Re: [Apertium-stuff] Apertium's Wider Use & Secondary Tags

Francis Tyers Sun, 14 Jun 2020 10:46:15 -0700

El 2020-06-14 11:51, Hèctor Alòs i Font escribió:

Missatge de Francis Tyers <fty...@prompsit.com> del dia dg., 14 de
juny 2020 a les 10:32:

El 2020-06-13 23:18, Jonathan Washington escribió:

On Sat, Jun 13, 2020, 16:05 Francis Tyers <fty...@prompsit.com>

wrote:

El 2020-06-13 19:31, Xavi Ivars escribió:

Before anything, let me say that I like the proposal to enhance

the

pipeline with more data (including, but not limited to the

surface

forms), to be able to do properly do things that currently we're

doing

in veeeery hacky (to me) and definitely non-linguistic ways

xavi@dell:~/src/apertium-spa$ echo "El mango" | apertium -d .
spa-morph
^El/el<det><def><m><sg>$

^mango/mango<n><m><sg>/mangar<vblex><pri><p1><sg>/MANGO_FRUTA<N><M><SG>$^./.<sent>$


In this example, we "add" semantic information to the pipeline

(and

disambiguate via CG3) by creating a "fake lemma" needed for

SPA-CAT,

because "mango<n>" (pan stick) and "mango_fruta<n>" are

translated

differently in Catalan. But this, in turn, forces every other

language

pair using Spanish to know about "mango_fruta<n>" even if the
translation was the same as "mango<n>".


What is the problem here? That "mango" has two possible lemmas

and

paradigms
in Spanish?

The way that I've treated that is to have mango¹ and mango²,

like

in a
traditional dictionary. I don't think that this requires any

further

information.


I think Xavi's point is that there are a number of ways to

approach

this, and having the option of another stream to put this extra
information could be one of them.  Imho, it is nicer in many ways

than

even having (very arbitrary) superscripts (that aren't really any
better to have in a morphological analysis than _fruta).

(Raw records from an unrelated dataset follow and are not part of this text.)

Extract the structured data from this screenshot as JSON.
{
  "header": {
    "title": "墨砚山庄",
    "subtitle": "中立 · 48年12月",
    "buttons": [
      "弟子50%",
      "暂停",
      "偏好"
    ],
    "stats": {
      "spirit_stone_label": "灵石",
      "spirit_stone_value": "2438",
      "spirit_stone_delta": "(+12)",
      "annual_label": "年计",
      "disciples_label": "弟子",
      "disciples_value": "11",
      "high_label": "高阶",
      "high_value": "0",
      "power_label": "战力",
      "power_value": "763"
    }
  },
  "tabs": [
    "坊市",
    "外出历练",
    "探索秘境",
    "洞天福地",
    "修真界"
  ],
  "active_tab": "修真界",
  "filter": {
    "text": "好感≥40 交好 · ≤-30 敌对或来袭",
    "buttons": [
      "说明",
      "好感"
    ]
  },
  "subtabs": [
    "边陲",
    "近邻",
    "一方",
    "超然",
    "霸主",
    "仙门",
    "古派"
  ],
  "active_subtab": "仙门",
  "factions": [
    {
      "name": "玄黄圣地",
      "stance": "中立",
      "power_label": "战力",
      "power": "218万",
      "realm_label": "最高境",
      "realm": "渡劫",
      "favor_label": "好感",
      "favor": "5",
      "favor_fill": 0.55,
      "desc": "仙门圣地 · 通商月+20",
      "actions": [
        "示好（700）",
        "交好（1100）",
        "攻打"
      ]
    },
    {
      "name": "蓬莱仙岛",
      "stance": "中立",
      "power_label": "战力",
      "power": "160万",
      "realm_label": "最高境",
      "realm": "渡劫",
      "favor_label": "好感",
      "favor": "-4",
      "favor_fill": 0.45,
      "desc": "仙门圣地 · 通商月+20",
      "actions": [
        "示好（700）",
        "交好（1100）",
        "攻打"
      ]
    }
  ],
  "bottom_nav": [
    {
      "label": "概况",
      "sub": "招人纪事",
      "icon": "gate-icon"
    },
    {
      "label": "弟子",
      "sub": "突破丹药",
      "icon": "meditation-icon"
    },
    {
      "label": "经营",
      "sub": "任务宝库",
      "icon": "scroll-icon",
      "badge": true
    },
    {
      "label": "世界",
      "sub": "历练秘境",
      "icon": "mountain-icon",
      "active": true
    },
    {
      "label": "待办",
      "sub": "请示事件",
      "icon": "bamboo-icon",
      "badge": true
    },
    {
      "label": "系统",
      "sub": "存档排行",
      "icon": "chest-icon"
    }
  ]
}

It's following what the lexicographers do:

https://dle.rae.es/?w=mango

So it's following a fairly established practice.

Fran


As far as I understand the mango's issue, Xavi is contemplating the
possibility of a semantic module which would add extra information
that may be used by other models (especially by the lexical selection
one) to add information about "mango". This could be used for
distinguishing between a handle or a fruit, but in fact not only.
"Mango" can be the fruit and the plant. One could eventually add what
kind of handle it is, e.g. in the RAE dictionary provided by Fran's
the handle of a knife is specifically distinguished among other
handles. As Xavi shows, this extra information could be added so that
it can be ignored by pairs who don't need it. It seems clear that the
solution based on being able to add any additional secondary
information is more versatile, instead of "_fruta", "_2" and the like.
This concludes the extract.